After the fatal shooting of Alex Pretti by a Border Patrol agent in Minneapolis, the Trump administration’s first instinct was to spin the killing as legitimate because Pretti had been armed. That strategy is failing, and an important reason why is that the country’s premier gun-rights organizations refused to go along. At a time when issue-based activist groups increasingly bind themselves to one party or the other, that show of constitutional principle is worth applauding.
Pretti, who had a concealed-carry permit and no criminal record, appears to have tried to intervene after a federal agent shoved a woman toward the sidewalk on Saturday. A scrum followed in which he was pepper sprayed, knocked to the ground and shot multiple times in the back. Videos show he had not drawn his handgun, which was taken from him before he was shot.
That hasn’t stopped the Trump administration from suggesting that Pretti’s gun meant he somehow had it coming. “Listen, you can’t walk in with guns,” President Donald Trump saidTuesday. “But it’s just a very unfortunate incident.”

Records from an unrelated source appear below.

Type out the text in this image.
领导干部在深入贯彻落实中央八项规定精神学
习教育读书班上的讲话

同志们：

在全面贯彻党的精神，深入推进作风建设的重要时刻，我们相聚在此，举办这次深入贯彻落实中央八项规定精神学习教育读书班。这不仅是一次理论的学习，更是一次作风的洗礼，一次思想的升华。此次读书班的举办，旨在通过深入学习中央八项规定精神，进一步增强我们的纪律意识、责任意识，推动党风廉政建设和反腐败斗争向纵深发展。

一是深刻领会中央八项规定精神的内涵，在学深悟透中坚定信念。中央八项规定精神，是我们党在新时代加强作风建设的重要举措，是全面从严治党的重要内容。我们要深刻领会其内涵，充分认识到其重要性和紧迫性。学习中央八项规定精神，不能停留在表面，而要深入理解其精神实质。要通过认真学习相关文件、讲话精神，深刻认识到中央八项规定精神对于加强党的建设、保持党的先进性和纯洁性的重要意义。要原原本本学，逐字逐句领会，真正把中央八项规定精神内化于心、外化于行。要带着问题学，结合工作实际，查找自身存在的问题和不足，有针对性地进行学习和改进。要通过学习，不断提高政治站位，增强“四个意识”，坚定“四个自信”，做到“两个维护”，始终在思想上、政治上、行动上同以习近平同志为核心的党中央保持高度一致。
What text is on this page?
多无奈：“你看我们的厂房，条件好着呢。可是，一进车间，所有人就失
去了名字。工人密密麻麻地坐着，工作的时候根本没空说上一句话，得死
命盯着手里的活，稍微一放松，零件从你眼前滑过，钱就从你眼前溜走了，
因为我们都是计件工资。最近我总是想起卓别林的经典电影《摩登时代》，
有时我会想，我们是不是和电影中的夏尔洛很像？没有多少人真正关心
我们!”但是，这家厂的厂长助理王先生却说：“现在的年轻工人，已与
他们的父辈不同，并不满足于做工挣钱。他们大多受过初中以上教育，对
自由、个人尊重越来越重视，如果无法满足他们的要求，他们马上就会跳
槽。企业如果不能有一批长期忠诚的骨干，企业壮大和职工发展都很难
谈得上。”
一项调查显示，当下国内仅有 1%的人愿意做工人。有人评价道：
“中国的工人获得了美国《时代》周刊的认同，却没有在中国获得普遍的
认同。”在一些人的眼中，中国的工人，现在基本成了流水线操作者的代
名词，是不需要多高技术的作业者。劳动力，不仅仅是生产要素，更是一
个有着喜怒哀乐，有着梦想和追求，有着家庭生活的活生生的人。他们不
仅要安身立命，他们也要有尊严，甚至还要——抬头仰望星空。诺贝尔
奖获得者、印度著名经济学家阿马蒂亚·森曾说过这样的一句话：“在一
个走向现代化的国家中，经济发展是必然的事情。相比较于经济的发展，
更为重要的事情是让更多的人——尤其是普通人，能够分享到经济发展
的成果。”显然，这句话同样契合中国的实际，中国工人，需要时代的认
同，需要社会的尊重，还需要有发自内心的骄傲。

Others were crasser. Secretary of Homeland Security Kristi Noem said Saturday: “I don’t know of any peaceful protester that shows up with a gun and ammunition rather than a sign.” A Trump Justice Department official in California spouted off on X: “If you approach law enforcement with a gun, there is a high likelihood they will be legally justified in shooting you.” Chief White House tough guy Stephen Miller smeared Pretti as a “would-be assassin.”
The Trump administration has been a close ally of gun-rights groups, and perhaps it expected them to play along. If so, it underestimated their independence. The National Rifle Association called the post from the DOJ official “dangerous and wrong.” It said officials should be “awaiting a full investigation, not making generalizations and demonizing law-abiding citizens.”
The Gun Owners of America, another advocacy organization, said on social media: “The Second Amendment protects Americans’ right to bear arms while protesting — a right the federal government must not infringe upon.”
Gun ownership these days might be a right-wing political signifier, but Second Amendment rights remain the same no matter their owners’ political views. Perhaps this tragedy will inspire some on the left to rethink their hostility toward the right to bear arms. Former congressman Dean Phillips (D-Minnesota) apologized over the weekend for having spent years mocking Second Amendment defenders when they argued guns were necessary to protect against a tyrannical government. “I’ve seen it with my own eyes,” he said.
Gun-rights groups gravitate toward the GOP because of the current politics of gun control, just as abortion-rights groups promote Democrats. But what gives such groups their power is that they are not simply sub-units of a political party but principled advocates of a particular cause.
In recent years, political polarization has distorted many of America’s leading advocacy organizations. Groups such as the American Civil Liberties Union and the Sierra Club grew distracted from their core missions by progressive fads and woke staffers. The NRA has built an increasingly Republican reputation after once endorsing many Democrats, though that is as much because elected Democrats changed their views on guns.
Ultimately, most politicians will be more interested in staying in power than defending any particular principle. Advocacy groups that align too closely with one party will lose credibility with the broader public. Those that apply their principles consistently will enhance their authority. American politics would be healthier if more civil society groups stuck to their political guns.